Jiro Takamatsu was an influential artist, theorist, and teacher in 1960s and 1970s Japan. Highly analytical, intellectual, yet playful, his work combines subversive elements of Surrealism and Dada along with aspects of Minimalism and Existentialism. Early in his artistic career, along with fellow artists Genpei Akasegawa (see lot 66) and Natsuyuki Nakanishi, Takamatsu founded the collective Hi Red Centre (1963-64), which launched a series of actions in Tokyo. Satirical performances performed in public spaces; these actions were an expression of anxiety about the rapid restructuring of Japan and to critique the country’s post-war mass capitalist society.

Takamatsu studied oil painting at the Tokyo National University of Fine Arts and Music, graduating in 1958, after which he worked in an impressive range of mediums, including painting, drawing, sculpture, photography and performance, leaving an extremely large body of work, much of which is now in museum collections. A self-proclaimed “anti-artist”, he also taught at Tama Art University, Tokyo (1968-72).

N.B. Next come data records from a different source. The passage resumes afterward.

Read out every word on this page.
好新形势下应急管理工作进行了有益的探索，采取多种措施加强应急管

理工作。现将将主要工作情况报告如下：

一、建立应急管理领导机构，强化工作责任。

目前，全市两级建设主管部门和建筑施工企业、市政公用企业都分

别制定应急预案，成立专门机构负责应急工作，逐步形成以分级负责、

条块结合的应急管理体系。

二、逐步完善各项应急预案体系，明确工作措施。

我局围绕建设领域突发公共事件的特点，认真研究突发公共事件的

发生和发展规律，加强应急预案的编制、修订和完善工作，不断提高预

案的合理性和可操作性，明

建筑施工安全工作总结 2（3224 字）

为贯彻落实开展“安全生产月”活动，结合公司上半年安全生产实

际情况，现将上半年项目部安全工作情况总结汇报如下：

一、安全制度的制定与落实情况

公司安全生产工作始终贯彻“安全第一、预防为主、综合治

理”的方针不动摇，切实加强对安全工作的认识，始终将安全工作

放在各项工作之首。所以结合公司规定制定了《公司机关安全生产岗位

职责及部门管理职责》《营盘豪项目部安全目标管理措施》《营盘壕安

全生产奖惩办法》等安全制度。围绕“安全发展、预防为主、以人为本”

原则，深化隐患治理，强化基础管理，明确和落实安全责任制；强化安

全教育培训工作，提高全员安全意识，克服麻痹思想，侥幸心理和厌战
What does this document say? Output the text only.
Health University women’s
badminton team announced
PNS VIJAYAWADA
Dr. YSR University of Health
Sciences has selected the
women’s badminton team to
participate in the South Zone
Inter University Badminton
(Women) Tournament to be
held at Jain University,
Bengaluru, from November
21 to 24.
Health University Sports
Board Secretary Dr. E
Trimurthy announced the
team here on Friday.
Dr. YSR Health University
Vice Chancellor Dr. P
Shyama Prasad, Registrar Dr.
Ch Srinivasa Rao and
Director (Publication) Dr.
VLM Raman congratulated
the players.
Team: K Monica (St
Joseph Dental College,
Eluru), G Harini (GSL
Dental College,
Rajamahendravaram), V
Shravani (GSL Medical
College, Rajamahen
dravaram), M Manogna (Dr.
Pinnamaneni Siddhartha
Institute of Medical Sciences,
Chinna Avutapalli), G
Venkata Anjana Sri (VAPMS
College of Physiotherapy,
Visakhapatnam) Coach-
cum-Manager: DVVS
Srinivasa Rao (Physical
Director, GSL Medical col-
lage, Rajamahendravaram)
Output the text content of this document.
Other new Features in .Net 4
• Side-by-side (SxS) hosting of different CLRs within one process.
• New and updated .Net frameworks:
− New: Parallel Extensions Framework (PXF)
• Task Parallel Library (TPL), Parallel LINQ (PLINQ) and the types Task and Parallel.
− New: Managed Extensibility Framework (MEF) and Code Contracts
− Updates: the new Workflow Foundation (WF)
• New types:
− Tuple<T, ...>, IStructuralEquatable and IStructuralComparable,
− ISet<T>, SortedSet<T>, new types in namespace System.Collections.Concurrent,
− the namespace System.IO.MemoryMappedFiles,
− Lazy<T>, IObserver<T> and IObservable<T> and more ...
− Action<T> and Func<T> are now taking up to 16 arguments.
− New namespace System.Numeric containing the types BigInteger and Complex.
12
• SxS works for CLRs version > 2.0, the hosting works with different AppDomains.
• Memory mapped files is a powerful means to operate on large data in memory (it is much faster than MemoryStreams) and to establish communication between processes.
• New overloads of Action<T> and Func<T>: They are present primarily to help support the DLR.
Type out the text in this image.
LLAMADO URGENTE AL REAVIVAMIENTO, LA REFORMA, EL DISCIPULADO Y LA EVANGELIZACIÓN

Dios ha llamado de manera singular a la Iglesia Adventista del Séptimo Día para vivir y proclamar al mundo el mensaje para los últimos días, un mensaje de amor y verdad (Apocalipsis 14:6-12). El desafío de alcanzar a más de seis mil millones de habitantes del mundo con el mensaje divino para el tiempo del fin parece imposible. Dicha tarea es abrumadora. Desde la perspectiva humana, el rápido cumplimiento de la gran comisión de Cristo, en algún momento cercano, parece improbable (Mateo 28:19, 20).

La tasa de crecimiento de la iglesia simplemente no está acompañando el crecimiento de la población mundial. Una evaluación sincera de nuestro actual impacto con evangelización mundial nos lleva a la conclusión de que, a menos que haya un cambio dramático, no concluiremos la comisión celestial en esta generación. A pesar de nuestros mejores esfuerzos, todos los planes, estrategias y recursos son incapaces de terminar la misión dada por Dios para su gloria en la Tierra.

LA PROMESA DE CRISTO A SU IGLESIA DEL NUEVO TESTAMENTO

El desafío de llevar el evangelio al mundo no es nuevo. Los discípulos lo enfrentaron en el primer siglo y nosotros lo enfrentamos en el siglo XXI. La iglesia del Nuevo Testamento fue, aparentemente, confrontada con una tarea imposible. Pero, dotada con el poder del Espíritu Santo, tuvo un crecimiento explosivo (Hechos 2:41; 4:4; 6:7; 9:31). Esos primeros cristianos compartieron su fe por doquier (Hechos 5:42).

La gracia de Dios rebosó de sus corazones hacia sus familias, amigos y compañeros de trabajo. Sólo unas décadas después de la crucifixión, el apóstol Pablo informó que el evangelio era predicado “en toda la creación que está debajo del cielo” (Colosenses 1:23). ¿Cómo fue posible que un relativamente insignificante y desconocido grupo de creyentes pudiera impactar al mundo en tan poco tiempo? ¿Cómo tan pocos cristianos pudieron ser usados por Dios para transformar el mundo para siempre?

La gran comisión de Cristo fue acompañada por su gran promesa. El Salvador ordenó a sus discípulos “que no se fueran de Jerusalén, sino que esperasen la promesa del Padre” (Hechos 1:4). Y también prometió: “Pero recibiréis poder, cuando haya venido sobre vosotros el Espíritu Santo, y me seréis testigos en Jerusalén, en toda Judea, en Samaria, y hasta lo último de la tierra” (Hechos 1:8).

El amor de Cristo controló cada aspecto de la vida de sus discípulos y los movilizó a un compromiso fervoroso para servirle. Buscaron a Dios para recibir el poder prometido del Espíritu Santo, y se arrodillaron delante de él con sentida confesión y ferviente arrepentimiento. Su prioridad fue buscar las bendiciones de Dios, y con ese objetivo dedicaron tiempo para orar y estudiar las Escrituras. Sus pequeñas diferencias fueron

Takamatsu’s four decades of complex creative activity culminated in a body of work which is divided and subdivided into numerous series, to which the artist himself gave titles and many of which can be fixed to a point in time. Takamatsu’s early “growth” period has been classified as 1960-1976 and the series of this period are “Point”, “Shadow”, “Perspective”, “Oneness”, “Compound” and “Space in Two Dimensions”.

This work was created as part of Takamatsu’s “Compound” series 1974-1977. This was a period of two-dimensional depictions of “Compound” forms which were subsequently worked into three-dimensional works. A solo exhibition in 1976 at London Gallery, Tokyo showed a group of three-dimensional “Compound” works.